慧安隔着车窗向外看,但见往日宾客满座的福满楼也紧闭楼门。那福满楼乃是贤康帝四子淳王的产业,连这王侯皇族都闭门歇业,谨小慎微的,也难怪百姓都不敢出门了。
马车一路奔的出奇飞快,到达鼎北王府慧安一眼便看到拴马柱边正停着一匹通身黑如点漆,毛发油光发亮,精神奕奕的高头大马。
那马一瞧便是一匹千里良驹,定非凡品,马儿似感受到了慧安的目光,扭头盯了过来,一双清亮有神的眼睛彰显着健康和野性,他似很不屑的样子昂了昂头,甩了甩漂亮的鬃毛便又将脖颈扭了回去,神情颇为倨傲,倒似看不起
慧安一般。
好有灵性的马儿!
慧安自不会与一头畜生计较,心里暗赞一声,向来喜马爱马的她不由又多看了那马儿两眼。
“看来鼎北侯今日有客呢,却不知是谁……”
不知这么一匹绝世良驹主人是谁呢,慧安依依不舍的收回目光,嘟囔一声这才向府门而去。
因着慧安常往鼎北王府寻文景心,故而也没递拜帖,下人直接领她进了二门,袖绸已迎了上来。一番寒暄,慧安被带到了文老太君的居院所在,衡富院。

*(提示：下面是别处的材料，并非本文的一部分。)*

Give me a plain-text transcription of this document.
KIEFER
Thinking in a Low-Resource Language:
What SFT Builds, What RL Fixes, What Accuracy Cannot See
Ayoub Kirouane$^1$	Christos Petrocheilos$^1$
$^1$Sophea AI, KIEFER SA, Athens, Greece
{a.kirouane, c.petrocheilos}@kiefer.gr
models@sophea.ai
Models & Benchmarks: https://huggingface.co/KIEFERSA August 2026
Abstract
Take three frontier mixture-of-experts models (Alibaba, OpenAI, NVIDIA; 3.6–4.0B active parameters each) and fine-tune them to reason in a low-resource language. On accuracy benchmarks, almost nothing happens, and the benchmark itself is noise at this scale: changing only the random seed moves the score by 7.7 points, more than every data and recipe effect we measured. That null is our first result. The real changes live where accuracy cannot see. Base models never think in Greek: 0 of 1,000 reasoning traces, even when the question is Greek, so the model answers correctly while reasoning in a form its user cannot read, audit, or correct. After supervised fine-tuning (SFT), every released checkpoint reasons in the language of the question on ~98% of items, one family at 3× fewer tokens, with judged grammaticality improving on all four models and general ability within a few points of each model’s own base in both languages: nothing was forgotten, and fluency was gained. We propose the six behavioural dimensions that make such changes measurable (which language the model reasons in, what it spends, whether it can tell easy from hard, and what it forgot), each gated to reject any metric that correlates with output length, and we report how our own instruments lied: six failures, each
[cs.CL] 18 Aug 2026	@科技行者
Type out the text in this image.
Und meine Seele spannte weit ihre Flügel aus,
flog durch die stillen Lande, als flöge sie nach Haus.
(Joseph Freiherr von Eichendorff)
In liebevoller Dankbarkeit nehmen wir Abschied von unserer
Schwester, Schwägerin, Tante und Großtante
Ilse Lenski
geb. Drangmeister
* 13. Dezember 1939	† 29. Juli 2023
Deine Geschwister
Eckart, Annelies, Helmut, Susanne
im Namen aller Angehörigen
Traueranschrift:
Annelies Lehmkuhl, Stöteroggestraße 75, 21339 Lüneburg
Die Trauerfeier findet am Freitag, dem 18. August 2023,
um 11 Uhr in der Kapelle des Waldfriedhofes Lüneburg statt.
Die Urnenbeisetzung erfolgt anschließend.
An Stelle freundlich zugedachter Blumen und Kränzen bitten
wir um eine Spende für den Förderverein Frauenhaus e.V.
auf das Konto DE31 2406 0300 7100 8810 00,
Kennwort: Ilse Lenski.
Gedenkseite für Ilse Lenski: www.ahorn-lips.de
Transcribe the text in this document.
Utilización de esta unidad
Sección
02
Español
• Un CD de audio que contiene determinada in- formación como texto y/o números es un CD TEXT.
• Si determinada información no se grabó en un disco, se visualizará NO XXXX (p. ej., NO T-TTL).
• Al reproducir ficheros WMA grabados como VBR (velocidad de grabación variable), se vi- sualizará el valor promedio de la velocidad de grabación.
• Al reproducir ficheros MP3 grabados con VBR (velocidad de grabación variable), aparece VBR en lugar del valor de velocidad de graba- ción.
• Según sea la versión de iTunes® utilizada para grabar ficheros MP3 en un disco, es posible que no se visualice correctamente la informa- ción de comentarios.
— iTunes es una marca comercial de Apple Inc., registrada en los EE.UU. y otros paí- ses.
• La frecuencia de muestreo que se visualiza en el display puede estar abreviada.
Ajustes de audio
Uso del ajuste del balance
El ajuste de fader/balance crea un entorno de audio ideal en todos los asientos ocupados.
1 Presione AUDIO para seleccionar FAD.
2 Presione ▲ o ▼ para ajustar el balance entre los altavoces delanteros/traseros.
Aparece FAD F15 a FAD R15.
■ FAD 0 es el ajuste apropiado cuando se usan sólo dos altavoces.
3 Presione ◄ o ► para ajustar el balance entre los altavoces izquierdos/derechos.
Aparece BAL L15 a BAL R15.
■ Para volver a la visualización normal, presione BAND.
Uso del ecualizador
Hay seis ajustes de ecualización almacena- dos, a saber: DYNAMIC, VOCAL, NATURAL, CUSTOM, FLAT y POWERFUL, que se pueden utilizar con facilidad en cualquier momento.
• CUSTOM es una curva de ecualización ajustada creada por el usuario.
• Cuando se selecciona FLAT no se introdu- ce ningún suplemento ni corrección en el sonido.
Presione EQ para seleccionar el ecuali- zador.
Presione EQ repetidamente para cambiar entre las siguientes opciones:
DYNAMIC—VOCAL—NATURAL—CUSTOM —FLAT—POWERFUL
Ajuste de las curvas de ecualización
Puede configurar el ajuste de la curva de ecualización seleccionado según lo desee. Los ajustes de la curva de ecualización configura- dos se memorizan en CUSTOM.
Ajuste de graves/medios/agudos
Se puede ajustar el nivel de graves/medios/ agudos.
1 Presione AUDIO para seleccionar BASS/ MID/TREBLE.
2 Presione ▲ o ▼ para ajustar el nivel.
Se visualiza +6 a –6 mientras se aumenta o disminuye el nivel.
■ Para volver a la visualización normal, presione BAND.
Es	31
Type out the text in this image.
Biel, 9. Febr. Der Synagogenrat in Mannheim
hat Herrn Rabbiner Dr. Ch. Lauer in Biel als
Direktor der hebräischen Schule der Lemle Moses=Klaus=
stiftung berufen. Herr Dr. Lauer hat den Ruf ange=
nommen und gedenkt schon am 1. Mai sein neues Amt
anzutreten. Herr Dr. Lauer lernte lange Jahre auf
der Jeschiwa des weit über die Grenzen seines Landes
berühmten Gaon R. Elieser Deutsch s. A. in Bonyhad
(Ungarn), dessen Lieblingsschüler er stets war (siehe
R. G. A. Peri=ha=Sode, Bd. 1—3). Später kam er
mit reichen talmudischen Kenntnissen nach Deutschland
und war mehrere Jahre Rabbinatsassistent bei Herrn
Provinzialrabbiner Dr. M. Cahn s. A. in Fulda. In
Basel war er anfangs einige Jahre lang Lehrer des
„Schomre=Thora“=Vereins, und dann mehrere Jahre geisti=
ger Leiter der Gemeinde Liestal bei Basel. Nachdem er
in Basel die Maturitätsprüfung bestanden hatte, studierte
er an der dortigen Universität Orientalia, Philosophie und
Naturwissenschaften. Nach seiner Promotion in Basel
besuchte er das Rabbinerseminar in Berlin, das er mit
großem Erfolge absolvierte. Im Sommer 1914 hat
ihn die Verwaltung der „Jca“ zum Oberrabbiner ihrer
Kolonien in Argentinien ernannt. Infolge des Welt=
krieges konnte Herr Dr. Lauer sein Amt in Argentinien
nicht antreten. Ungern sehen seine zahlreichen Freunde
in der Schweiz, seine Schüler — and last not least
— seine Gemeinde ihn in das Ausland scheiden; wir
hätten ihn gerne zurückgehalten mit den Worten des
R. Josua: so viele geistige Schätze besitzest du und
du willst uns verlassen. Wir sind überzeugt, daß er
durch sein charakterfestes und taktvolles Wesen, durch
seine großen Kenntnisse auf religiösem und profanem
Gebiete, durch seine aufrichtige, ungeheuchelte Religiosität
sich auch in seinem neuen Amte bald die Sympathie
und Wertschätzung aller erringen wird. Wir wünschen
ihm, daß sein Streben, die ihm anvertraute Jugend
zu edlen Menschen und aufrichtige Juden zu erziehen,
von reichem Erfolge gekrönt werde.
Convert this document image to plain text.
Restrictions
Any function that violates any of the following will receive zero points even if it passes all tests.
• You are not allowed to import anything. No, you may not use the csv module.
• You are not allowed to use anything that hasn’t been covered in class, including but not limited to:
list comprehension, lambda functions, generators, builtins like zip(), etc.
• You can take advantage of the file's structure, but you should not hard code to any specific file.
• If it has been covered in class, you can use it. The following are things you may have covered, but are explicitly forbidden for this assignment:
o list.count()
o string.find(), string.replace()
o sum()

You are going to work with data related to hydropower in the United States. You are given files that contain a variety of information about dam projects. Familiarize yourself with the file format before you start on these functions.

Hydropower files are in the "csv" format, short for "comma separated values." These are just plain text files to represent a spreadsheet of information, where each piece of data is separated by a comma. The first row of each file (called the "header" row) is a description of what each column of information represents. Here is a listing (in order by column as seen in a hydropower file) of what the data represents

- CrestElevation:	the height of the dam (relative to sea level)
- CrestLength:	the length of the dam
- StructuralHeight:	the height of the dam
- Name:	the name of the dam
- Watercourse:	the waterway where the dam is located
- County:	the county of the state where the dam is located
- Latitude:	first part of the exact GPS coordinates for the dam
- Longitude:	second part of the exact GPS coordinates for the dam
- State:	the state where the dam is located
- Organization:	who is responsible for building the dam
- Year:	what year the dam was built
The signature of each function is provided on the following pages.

文老太君的衡富院位于鼎北王府的中轴线上,清一色的白灰墙、菱花瓦,沿墙的漏窗上雕着各色浮雕,福禄寿的图案多彩多姿,院中遍植古柏老槐,奇花异草,罗列奇石盆景,虽是冬季仍显得绿意盎然。
比起凤阳侯府那样原是豪商的私宅来说,鼎北王府显得处处富含底蕴。正房的大袖门上垂着石青色锦纹门帘,上绣大幅海棠富贵图,绣工精致,袖绿蓝紫相间的海棠一律银丝线勾边,阳光下闪着银光,富丽堂皇。
袖绸刚入正院,便有小丫头冲正房笑着喊道:“沈大姑娘来了。”
接着她快步上前对慧安福了福身,道:“沈姑娘可来了,将才二门一来通报,我们三姑娘都出来看两回了,您快请进。”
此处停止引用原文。